Tahiti! You can't get much farther away from Sweden than that. When the plane landed, we entered Tiare Faa'a airport to the sound of a ukelele/drum/flute orchestra and I was given a white Tiare blossom for my hair. At 2am! They stayed up this late for us! First impressions: it's like Hawaii but much moreso, if that makes sense.
"It's not the heat, it's the hummudiddy!" It's VERY humid here. Warm and humid. You go outside and are immediately carrying a sheen of perpiration on every inch of your body. The proverbial "sweat mustache" never goes away. Life is slow here. People walk slowly, move slowly, but speak a fast-paced French. English has become the bastard son, no...rather the red-headed step-child of French here now. It's not looked down upon here, though, the way it is in the lands of other French speakers. We know enough French, and they know enough English, for everyone to get by, and they're really friendly and helpful to boot. (None of the attacking souvenir sellers we
Yesterday, Lennart and I were scowling and grouching in the already baking heat of 7am, trying to find the car rental place, which had been placed wrongly on the crappy map we had. A local girl stopped and asked us if we were looking for something! I said yes, and she pointed the way.

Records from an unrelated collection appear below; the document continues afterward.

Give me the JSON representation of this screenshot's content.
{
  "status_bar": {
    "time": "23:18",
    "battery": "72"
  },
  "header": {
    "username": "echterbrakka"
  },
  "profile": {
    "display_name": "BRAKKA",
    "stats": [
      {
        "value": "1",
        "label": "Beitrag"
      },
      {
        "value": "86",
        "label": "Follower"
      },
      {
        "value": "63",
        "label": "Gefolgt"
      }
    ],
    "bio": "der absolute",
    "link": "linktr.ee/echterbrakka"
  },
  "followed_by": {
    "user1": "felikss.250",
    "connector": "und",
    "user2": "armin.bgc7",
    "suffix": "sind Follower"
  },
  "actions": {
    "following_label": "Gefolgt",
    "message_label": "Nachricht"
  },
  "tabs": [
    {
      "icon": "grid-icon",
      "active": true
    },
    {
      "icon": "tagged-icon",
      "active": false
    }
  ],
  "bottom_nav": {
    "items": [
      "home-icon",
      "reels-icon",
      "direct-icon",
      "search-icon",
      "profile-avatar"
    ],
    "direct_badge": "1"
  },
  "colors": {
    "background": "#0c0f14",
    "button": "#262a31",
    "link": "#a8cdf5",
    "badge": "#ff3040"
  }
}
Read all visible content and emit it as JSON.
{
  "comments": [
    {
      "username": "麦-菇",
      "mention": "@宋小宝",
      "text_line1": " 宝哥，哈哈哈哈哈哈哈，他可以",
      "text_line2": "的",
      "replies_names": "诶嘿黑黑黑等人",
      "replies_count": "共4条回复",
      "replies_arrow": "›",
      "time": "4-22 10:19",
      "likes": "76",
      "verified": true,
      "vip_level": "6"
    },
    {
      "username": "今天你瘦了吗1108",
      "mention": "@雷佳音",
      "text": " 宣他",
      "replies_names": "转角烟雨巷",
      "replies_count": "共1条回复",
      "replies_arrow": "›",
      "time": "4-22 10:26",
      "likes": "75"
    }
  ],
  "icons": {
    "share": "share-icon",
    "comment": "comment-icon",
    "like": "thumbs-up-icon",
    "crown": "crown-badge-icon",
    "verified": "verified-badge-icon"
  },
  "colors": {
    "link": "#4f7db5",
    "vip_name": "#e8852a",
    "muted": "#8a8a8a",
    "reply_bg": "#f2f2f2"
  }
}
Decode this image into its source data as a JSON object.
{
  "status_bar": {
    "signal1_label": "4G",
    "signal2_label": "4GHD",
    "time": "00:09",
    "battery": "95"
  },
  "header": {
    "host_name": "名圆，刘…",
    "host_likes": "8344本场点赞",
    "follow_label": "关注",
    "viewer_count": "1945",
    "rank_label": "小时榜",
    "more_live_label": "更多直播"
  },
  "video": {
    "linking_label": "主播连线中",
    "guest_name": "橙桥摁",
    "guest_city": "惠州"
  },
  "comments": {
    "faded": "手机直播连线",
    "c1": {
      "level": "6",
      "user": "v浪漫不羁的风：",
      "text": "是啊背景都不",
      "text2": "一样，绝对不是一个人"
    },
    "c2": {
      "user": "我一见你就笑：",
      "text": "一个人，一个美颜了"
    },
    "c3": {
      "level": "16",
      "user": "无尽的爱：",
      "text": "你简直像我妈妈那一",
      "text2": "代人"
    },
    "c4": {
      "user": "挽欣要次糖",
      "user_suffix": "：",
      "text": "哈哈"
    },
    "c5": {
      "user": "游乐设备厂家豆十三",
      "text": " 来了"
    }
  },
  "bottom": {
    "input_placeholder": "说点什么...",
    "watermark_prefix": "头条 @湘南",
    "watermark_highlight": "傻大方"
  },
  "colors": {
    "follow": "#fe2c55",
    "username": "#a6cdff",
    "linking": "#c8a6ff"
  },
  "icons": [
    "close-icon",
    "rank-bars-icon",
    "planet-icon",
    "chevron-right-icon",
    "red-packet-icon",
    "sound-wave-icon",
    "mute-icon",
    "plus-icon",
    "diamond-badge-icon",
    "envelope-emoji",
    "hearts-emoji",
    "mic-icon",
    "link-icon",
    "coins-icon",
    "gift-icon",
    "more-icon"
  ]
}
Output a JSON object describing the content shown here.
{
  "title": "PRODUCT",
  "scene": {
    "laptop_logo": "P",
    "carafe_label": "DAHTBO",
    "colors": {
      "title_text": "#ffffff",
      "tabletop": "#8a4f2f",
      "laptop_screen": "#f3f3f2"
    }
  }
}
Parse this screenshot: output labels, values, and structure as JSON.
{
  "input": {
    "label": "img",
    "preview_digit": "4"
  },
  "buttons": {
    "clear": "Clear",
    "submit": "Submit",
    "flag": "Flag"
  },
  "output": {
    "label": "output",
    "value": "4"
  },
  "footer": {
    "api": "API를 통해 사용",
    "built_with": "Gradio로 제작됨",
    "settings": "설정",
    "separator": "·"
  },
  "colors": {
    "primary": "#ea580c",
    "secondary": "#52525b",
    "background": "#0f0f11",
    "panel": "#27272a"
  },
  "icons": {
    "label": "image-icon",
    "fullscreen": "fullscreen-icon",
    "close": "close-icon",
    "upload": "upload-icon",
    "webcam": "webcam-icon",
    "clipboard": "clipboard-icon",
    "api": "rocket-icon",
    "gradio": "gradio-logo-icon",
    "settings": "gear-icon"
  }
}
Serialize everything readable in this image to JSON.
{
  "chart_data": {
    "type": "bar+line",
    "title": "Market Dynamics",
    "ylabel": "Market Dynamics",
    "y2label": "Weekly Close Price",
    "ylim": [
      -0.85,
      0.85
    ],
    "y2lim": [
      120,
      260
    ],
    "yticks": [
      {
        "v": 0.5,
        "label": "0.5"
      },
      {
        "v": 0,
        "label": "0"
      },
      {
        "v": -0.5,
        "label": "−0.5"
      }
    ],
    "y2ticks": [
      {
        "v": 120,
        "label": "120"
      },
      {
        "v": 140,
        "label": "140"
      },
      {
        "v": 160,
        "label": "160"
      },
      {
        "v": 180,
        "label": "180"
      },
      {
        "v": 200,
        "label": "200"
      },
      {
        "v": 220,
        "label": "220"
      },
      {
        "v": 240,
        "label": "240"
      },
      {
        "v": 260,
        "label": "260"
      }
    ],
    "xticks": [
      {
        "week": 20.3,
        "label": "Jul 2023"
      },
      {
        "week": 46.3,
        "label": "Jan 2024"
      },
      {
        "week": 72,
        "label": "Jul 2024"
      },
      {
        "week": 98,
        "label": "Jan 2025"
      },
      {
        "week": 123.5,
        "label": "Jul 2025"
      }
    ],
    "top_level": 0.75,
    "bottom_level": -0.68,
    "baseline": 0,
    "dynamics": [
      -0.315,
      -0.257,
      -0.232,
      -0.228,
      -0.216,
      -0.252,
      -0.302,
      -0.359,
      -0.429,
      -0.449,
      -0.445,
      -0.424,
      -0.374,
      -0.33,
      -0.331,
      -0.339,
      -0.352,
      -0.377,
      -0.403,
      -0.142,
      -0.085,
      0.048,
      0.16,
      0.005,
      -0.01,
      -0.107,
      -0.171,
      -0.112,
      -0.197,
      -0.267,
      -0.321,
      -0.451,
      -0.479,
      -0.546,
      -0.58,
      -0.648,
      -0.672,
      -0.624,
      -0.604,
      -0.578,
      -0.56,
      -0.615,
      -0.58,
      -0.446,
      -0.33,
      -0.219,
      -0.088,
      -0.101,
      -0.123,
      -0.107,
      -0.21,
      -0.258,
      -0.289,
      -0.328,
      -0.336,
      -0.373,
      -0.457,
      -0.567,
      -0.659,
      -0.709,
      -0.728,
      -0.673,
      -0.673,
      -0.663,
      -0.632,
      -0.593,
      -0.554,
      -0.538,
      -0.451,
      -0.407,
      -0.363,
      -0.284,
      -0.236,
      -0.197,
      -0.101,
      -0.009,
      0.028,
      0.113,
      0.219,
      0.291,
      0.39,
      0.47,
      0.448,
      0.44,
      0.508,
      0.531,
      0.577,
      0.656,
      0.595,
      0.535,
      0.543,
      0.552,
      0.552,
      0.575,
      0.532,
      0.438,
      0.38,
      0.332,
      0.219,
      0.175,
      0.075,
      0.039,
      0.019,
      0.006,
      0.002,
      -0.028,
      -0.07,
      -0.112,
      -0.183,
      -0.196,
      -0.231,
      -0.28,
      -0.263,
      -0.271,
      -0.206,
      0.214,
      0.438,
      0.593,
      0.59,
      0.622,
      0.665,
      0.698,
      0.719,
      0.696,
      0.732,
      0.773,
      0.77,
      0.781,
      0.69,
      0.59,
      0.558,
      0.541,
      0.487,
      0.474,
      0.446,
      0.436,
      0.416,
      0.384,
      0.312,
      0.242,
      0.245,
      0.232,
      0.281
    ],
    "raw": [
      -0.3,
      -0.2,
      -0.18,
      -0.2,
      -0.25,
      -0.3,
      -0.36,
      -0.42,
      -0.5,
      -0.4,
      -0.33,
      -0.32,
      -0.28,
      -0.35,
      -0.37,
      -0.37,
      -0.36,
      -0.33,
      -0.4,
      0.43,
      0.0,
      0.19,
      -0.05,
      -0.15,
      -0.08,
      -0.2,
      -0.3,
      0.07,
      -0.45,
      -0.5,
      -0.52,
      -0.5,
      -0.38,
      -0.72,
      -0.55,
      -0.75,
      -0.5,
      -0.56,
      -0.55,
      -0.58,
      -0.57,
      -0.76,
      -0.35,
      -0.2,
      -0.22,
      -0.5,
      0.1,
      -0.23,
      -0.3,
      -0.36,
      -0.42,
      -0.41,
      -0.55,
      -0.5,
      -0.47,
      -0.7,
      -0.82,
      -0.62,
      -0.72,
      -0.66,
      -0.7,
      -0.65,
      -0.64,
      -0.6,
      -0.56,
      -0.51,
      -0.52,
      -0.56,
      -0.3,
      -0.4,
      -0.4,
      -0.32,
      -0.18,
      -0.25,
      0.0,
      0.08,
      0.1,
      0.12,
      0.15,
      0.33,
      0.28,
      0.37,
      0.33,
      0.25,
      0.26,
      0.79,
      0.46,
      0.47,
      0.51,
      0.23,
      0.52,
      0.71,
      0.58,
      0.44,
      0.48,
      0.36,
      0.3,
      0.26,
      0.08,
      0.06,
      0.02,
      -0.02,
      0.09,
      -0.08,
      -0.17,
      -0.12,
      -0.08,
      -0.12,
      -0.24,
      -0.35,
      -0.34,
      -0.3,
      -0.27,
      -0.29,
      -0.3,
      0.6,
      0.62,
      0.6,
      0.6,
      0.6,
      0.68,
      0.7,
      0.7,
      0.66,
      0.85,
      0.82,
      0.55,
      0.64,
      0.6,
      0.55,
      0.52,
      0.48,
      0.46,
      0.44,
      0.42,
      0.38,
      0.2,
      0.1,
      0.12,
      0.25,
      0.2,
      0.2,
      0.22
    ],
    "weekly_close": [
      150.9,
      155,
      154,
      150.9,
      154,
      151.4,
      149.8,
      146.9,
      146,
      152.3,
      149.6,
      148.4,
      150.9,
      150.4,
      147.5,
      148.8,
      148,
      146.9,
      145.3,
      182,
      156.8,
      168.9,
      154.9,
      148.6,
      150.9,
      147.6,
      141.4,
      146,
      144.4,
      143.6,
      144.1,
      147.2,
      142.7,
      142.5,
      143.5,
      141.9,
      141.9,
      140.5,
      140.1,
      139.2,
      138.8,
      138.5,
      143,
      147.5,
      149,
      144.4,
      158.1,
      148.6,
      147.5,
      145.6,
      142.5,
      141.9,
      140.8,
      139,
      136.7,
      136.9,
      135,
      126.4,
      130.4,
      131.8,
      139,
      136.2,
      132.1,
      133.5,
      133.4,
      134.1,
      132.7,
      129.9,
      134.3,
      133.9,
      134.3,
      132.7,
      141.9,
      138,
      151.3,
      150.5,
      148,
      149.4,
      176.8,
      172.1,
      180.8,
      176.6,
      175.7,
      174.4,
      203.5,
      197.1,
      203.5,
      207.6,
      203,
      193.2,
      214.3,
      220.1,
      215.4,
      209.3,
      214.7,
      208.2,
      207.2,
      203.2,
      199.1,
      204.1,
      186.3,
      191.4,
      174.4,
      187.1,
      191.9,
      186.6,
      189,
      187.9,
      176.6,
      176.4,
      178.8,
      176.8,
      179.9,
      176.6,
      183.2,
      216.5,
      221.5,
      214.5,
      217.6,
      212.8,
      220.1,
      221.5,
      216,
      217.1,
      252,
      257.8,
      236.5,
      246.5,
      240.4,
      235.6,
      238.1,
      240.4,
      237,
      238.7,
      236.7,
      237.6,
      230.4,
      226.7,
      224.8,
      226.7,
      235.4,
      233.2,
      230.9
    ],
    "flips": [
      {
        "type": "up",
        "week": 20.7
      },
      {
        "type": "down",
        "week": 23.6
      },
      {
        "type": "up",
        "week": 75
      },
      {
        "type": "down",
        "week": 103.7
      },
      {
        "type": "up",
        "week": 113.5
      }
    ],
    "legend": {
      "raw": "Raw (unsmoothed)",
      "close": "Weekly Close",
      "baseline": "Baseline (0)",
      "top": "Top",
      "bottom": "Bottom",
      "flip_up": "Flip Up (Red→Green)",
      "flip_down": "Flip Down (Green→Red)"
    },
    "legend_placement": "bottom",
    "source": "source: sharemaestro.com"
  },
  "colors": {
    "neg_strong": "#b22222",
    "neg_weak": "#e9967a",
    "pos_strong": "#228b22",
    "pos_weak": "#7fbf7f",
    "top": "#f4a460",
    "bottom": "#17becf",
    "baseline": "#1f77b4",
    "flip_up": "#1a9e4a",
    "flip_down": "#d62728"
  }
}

-We've had a thing on our last two eclipse trips that we get there a couple of days before the organized group trip gets underway, and rent a car and do a little exploring. Granted, this is partly because we have to be flexible with the flight dates of the frequent-flyer-point-paid airline tickets, but it also gives us the opportunity to see stuff on our own terms, at our own speed. But here in Pape'ete, renting a car is around $100 per day! After some consideration, we decided to rent a care for one day only and drive around the island. The island is small, and aside from only one or two roads that venture inland, there is only the one road that goes around the perimeter of the island. We had the car for around seven hours. Didn't need it for more than that. Small island. :)
We saw many things: a high, cascading waterfall in a rainforest; a flow of lava, jutting out into the ocean that contains a lava tube filled with air, that when compressed by the right waves, explodes spectacularly with ocean spray into the air; small, black sand beaches; the "quietly decaying" Gaugin museum; a cave full of drips and drops; and fat, sleek, orangey cows. What this island notably lacks is any kind of monkeys or other tree-dwelling mammals. Walking through the rain-foresty areas, you notice this most. Looking up into the canopy, you almost expect to see or hear the scampering of some little animal or other. But on Tahiti, the only original animals were insects and birds. This means that there are also no snakes, which isn't so bad. There are a few non-native geckos. I spotted one on the wall of the hotel lobby when we first got here (at 2am!) and were about to be denied a room (at 2am!! after more than 24 hours since we'd left Sweden). I saw the little gecko wiggling his way across the wall up near the ceiling and pointed him out to Lennart. "They're supposed to be good luck," I said. "Good!" replied Lennart, "We need it!" Well, he was good luck indeed, because we got a room, with AC, which is a godsend for us pitiful northern Europeans. (I won't bother discussing the excellent 70 spf sunscreen I found except to say, "mmm...coconuts")
Today we're going back to the market to take more pictures of the colorful fish and fruits and vegetables, and to buy some Hawaiian, er...Tahitian shirts for Lennart, and I'll see about getting one for Katja as well, since she was so disappointed about not finding one in Hawaii.